Coisas do antigamente

Fleming de Oliveira
Advogado

Um dia destes, a minha neta mais velha ficou muito admirada e sem perceber quando a mãe lhe disse que “a faca estava romba e precisava de ir ao amola-tesouras”.
Como não é desse tempo e nunca viu nenhum, a minha filha disse-lhe para me perguntar, pois “o avô sabe um pouco de tudo”.
Ora bem, para ela e outros que não são desse tempo, aqui vai a informação.
Era um tempo em que os amola-tesouras – alguns de origem galega, sobreviventes e refugiados da guerra civil – iam pelas aldeias, mas não só, montados numa bicicleta ferrugenta, utilizando uma gaita que fazia um som característico que os identificava e chamava as pessoas. O amola-tesouras arranjava o que a pobre gente necessitava para dar ainda vida a objetos gastos pelo uso, facas e tesouras rombas, guarda-chuvas carecendo de varetas, tachos e panelas com buracos, alguidares e cântaros partidos. Para isso, usavam uma roda esmeril que suficientemente rija, amolava o aço e fazia soltar pequenas faíscas do rebolo. A retribuição nas aldeias era, por vezes, em géneros alimentares, carne curada no fumo ou no sal, azeite, batatas ou vinho mas do barato. Raramente pediam dormida.
Preso ao guiador, estava um corno com água para molhar as facas e as tesouras, mas também, dizia-se, para dar sorte.

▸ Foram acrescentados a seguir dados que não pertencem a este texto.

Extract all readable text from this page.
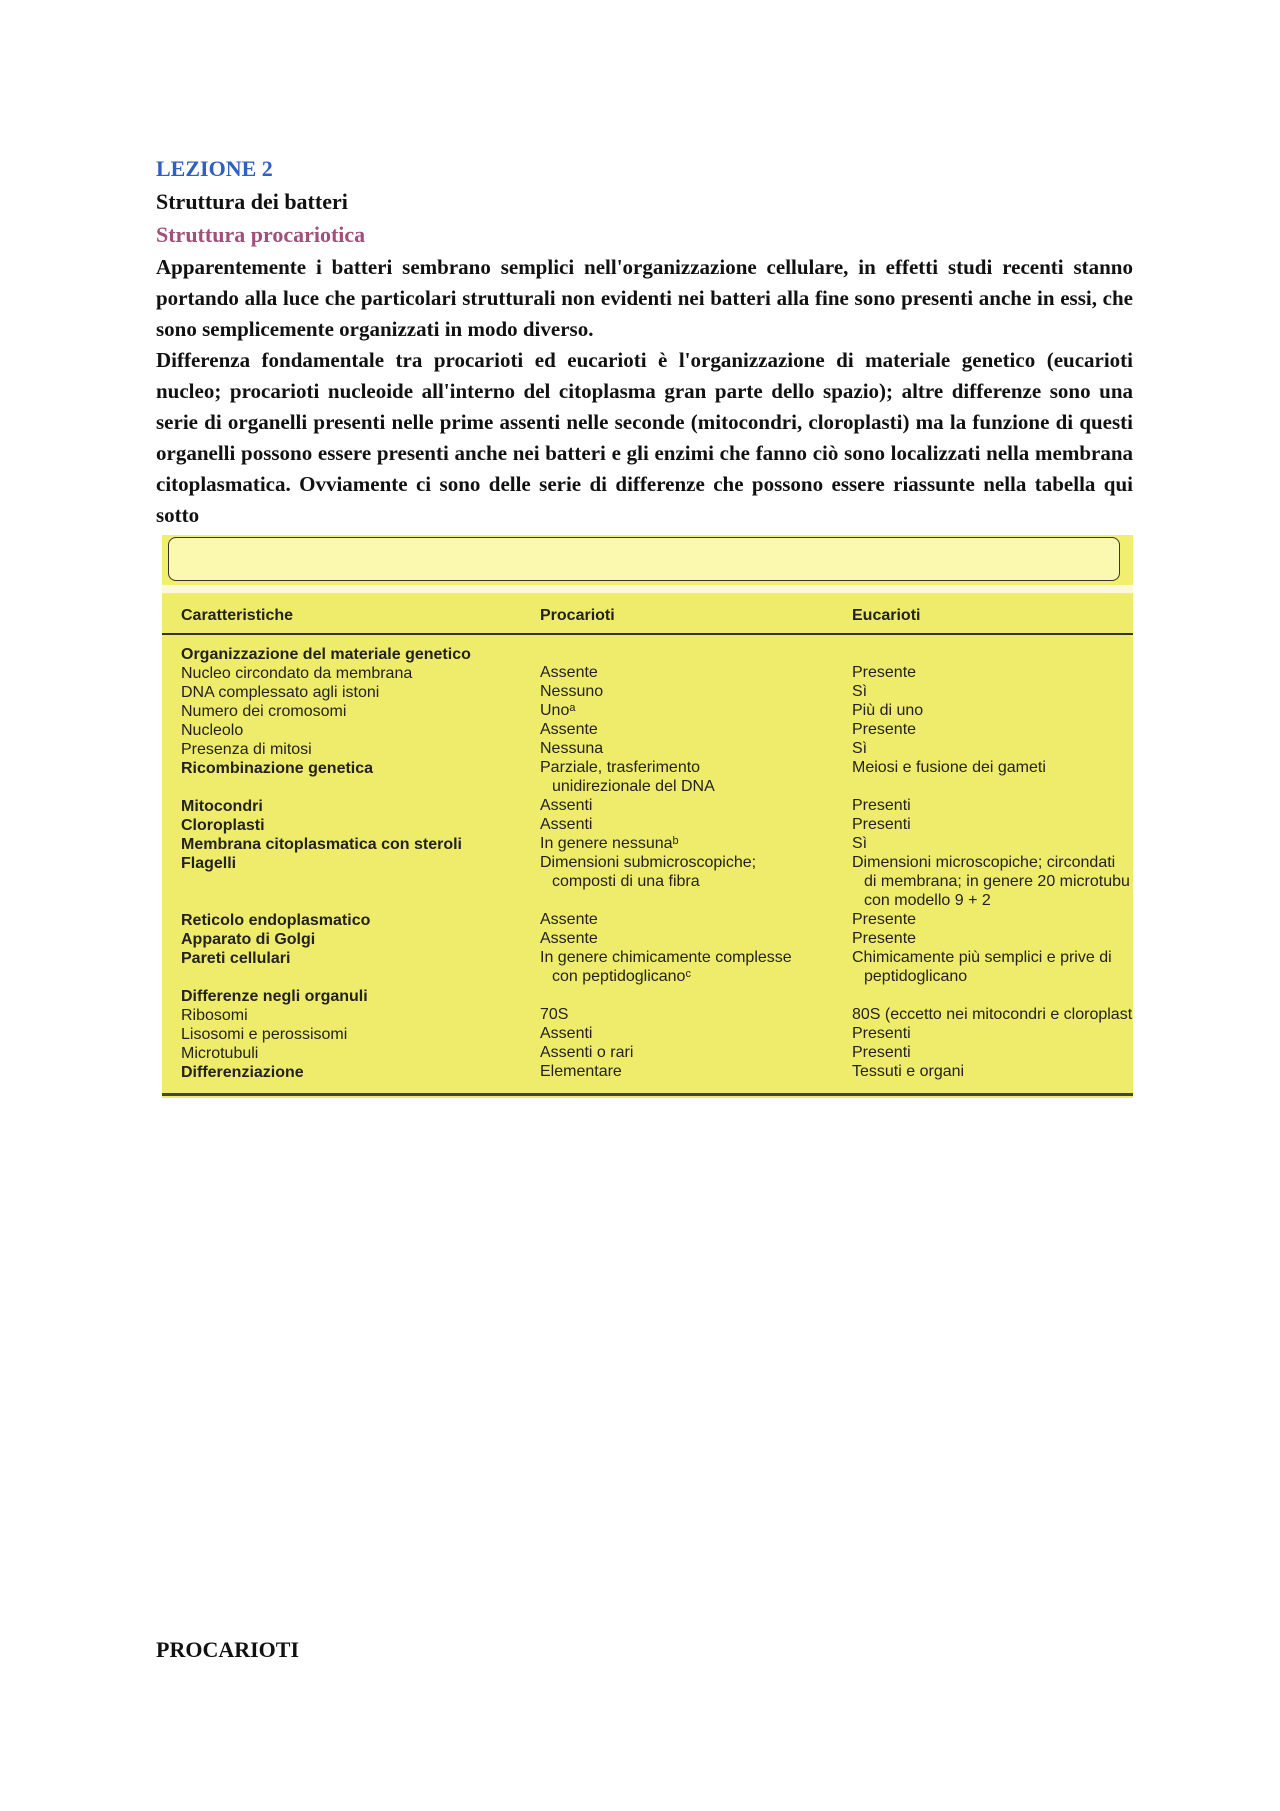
LEZIONE 2
Struttura dei batteri
Struttura procariotica

Apparentemente i batteri sembrano semplici nell'organizzazione cellulare, in effetti studi recenti stanno portando alla luce che particolari strutturali non evidenti nei batteri alla fine sono presenti anche in essi, che sono semplicemente organizzati in modo diverso.

Differenza fondamentale tra procarioti ed eucarioti è l'organizzazione di materiale genetico (eucarioti nucleo; procarioti nucleoide all'interno del citoplasma gran parte dello spazio); altre differenze sono una serie di organelli presenti nelle prime assenti nelle seconde (mitocondri, cloroplasti) ma la funzione di questi organelli possono essere presenti anche nei batteri e gli enzimi che fanno ciò sono localizzati nella membrana citoplasmatica. Ovviamente ci sono delle serie di differenze che possono essere riassunte nella tabella qui sotto

Caratteristiche	Procarioti	Eucarioti
Organizzazione del materiale genetico
Nucleo circondato da membrana
DNA complessato agli istoni
Numero dei cromosomi
Nucleolo
Presenza di mitosi
Ricombinazione genetica
Mitocondri
Cloroplasti
Membrana citoplasmatica con steroli
Flagelli
Reticolo endoplasmatico
Apparato di Golgi
Pareti cellulari
Differenze negli organuli
Ribosomi
Lisosomi e perossisomi
Microtubuli
Differenziazione
Assente
Nessuno
Unoᵃ
Assente
Nessuna
Parziale, trasferimento
unidirezionale del DNA
Assenti
Assenti
In genere nessunaᵇ
Dimensioni submicroscopiche;
composti di una fibra
Assente
Assente
In genere chimicamente complesse
con peptidoglicanoᶜ
70S
Assenti
Assenti o rari
Elementare
Presente
Sì
Più di uno
Presente
Sì
Meiosi e fusione dei gameti
Presenti
Presenti
Sì
Dimensioni microscopiche; circondati
di membrana; in genere 20 microtubu
con modello 9 + 2
Presente
Presente
Chimicamente più semplici e prive di
peptidoglicano
80S (eccetto nei mitocondri e cloroplast
Presenti
Presenti
Tessuti e organi
PROCARIOTI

Por mistério ou pura coincidência, nesse dia ou no dia seguinte chovia. Quando se ouvia aquele som, dizia-se que era sinal de chuva, talvez porque estes homens consertavam as varetas dos chapéus-de-chuva.
Atrás da bicicleta, uma caixa de madeira com ferramentas, e um chapéu-de-chuva quase sem pano lembravam que também sabiam consertar chapéus. “Vai chover, anda p’raí o amola tsoras”, trabalhador que a modernidade condenou à extinção e ao esquecimento, mas a recordação perdura, pelo menos aqui para a minha neta e leitores com a sua idade.
Também não conheceram as mulheres que lavavam para fora.
Chegadas ao rio, mergulhavam as peças de roupa na água para as ensaboarem com sabão azul, baterem e enxaguarem, preparando a barrela. Enquanto lavavam, punham a conversa em dia e cantavam, por vezes, ao desafio. A roupa após corar estendida junto ao rio, secava ao ar livre se o tempo o permitia, ou nas casas das lavadeiras. Faziam-se trouxas enormes, colocando as peças sobre enormes lençóis brancos, atavam-nos em cima, colocavam-nas à cabeça e assim as transportavam até às freguesas, sendo raro faltar uma peça no rol.
Em Alcobaça havia lavadeiras em Chiqueda, mas em casa do meu sogro, a roupa ia semanalmente para as lavadeiras de Alpedriz, que trabalhavam no rio onde atualmente há uma apelidada praia fluvial, e tinham os respetivos lugares definidos para não haver confusões. As lavadeiras do norte do concelho eram em geral de Picamilho e iam a a casa das freguesas buscar a roupa, como recorda, não obstante os 90 anos, Isaltina Rodrigues.